Right into this heartbreaking decision between Nora and Gisela dropped Ingrid.
She was the one who was present in my life and she was the one with the greatest need of a strong arm around her shoulders, even if that arm was 10 years her junior. For two years she dedicated her mind, body, and soul to support a huge almost untenable load. Ingrid delighted in that young man who had fluttered into her house and life. She attached herself to me, and I found myself in a new role. Although I was much younger, I reveled in the feeling of being a real support to someone. I began to understand what Marie von Ebner-Eschenbach meant when she had said that "the people to whom we are a brace give us our support in life.” Before Christmas came, we had become very important to one another.
(Ingrid, Karola, and Thomas – Ingolstadt, 1946)

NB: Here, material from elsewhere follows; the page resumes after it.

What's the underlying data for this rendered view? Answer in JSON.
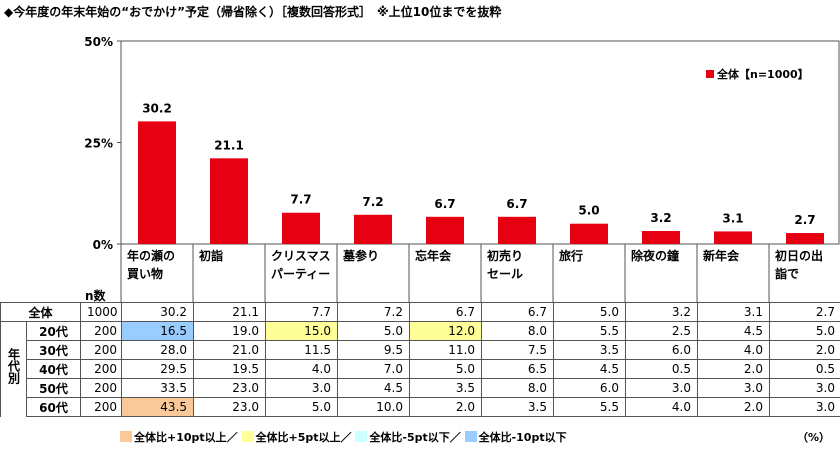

It was warm and tender and liberating. Ingrid was the first real woman in my life. It was a wonderful experience to take her under my wing, while she took me under hers. And Ingrid did not say, as Nora had, "You are still so young!" In our rapport, she became younger and in need of a centering bond and I grew older and stronger, reveling in my role of provider of the bond we both needed. And we both felt loved for the role the other played. Why was it that all girls I had known were looking for more guidance and strength from me (I thought), but the only mature woman, Ingrid, said that the strongest bond she felt to me was her sense of feeling harbored and protected?